The long-vacant arena that once hosted the Beatles, Eric Clapton, Elvis Presley, and other noteworthy musical acts may face demolition if the Mid-South Fairgrounds is granted Tourism Development Zone (TDZ) status.
Mike McCarthy, a local filmmaker, has become a vocal advocate for the Mid-South Coliseum, and he helped establish a Facebook group devoted to saving the historic 10,085-seat arena.
McCarthy has a soft spot for the Coliseum, as they share a birthday.
"The Mid-South Coliseum was built to have longevity, not to exist within the lifespan of one person," McCarthy said. "The infrastructure of the building is sound. It's a unique structure that speaks to Memphis history."
In December, the Shelby County Commision put off any action on considering possible TDZ status for the Mid-South Fairgrounds at the request of Mayor A C Wharton. They're expected to take the issue up again this month. If granted, TDZ status would use excess sales tax from businesses in Cooper-Young, Overton Square, and other areas within the three-mile zone to repay bonds used to fund construction of athletic fields, retail space, a hotel and residential units on the Fairgrounds property.
One of the hurdles to saving the Coliseum has long been the cost to get the building into compliance with the American Disabilities Act, but some proponents of saving the Coliseum have expressed doubt over previous studies projecting the costs for retrofitting.
Another hurdle is FedExForum's non-compete clause that does not allow another 5,000-seat venue to compete with the Grizzlies arena. That was an issue when the Coliseum began operating at a loss in the early 2000s. This has raised questions for folks like McCarthy, who wonder how much tax revenue has been lost due to the non-compete clause.
Marvin Stockwell, who works for the Church Health Center (CHC), is close to the effort as well. He said the renovation of the Sears Crosstown building, where the CHC is moving its operations soon, should be a testament to what the city could do with salvageable structures.
"The public has not had a chance to weigh in on what they'd like to see happen at the Fairgrounds," Stockwell said. "I've spent a lot of my time over the past two years thinking about the renovated Crosstown building. You want to talk about a process that invited multiple ways of public input, such that the public would have a chance to be consulted and say, 'This is what we think we want in the Crosstown neighborhood.'"
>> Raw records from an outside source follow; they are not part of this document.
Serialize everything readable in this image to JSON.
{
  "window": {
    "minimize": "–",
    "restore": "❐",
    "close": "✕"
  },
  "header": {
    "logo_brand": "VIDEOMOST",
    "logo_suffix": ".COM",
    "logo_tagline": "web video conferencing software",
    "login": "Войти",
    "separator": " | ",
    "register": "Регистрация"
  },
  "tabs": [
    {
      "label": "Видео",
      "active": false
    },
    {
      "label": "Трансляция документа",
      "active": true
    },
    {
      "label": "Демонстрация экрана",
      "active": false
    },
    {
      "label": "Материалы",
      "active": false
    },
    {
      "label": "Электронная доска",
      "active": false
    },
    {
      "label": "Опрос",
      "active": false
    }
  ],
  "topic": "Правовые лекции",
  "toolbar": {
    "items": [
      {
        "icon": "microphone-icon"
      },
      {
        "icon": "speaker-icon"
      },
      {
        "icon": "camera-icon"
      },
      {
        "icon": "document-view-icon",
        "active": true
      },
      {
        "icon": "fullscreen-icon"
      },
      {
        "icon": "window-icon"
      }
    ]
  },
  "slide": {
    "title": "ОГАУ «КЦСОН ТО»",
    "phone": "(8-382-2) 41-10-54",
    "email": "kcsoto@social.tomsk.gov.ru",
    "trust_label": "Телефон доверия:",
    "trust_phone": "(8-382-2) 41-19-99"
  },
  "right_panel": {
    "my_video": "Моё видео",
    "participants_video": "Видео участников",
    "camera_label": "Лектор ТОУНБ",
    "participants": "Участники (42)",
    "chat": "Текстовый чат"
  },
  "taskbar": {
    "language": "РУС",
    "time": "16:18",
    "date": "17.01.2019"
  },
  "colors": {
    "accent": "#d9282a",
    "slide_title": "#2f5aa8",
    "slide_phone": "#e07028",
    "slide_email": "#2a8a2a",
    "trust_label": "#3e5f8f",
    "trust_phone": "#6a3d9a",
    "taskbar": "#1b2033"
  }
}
Advocates of saving the Coliseum have started a petition that, as of press time, has more than 2,600 signatures. They're aiming for 3,000 by January 10th.
"The next administration is going to scrap whatever someone else did and create the new thing," McCarthy said. "There's never going to be any permanency. Things are always in flux, but the Coliseum can be a historical anchor for anything that occurs over there. The Liberty Bowl and the Coliseum were created as sister structures. [Out of] the $233 million that gets dumped over there, a small fraction can be used to save the building."